General Electric rose 0.5 percent to $22.06 and United Parcel Service gained 2.4 percent to $82.30. Of the 10 major S&P sectors, only technology, off 1.5 percent, was lower.

The Dow Jones industrial average gained 58.82 points, or 0.43 percent, to 13,838.15. The Standard & Poor's 500 Index added 1.78 points, or 0.12 percent, to 1,496.59. The Nasdaq Composite Index dropped 14.25 points, or 0.45 percent, to 3,139.42.

The domestic data meshed with those overseas showing growth in Chinese manufacturing accelerated to a two-year high this month and a buoyant Germany took the euro zone economy a step closer to recovery.

Apple's disappointing results drew a round of price-target cuts from brokerages. At least 14 brokerages, including Barclays Capital, Credit Suisse and Deutsche Bank, cut their price target on the stock by $142 on average. Morgan Stanley removed the stock from its 'best ideas' list.

In contrast to Apple, Netflix Inc surprised Wall Street Wednesday with a quarterly profit after the video subscription service added nearly 4 million customers in the U.S. and abroad. Shares surged 37.6 percent to $142.10, its biggest percentage jump ever.

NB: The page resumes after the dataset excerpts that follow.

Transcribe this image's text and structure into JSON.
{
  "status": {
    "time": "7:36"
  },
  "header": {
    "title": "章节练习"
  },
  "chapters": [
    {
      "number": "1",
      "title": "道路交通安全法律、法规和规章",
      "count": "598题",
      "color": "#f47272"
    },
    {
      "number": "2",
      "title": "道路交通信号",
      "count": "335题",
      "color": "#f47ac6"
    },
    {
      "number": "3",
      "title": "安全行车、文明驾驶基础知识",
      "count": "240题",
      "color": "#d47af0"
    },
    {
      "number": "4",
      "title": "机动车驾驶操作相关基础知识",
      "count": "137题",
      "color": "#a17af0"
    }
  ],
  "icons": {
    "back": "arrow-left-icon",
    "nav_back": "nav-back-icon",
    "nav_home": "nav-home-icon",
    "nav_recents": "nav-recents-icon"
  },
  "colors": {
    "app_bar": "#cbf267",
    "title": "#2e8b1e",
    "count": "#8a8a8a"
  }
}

Diversified U.S. manufacturer 3M Co reported a 3.9 percent rise in profit, meeting expectations, on solid growth in sales of its wide array of products, which range from Post-It notes to films used in television screens. The shares slipped 0.2 percent to $99.28.

Corporate earnings have helped drive the recent stock market rally. Thomson Reuters data through early Thursday showed that of the 133 S&P 500 companies that have reported earnings, 66.9 percent have exceeded expectations, above the 65 percent average over the past four quarters.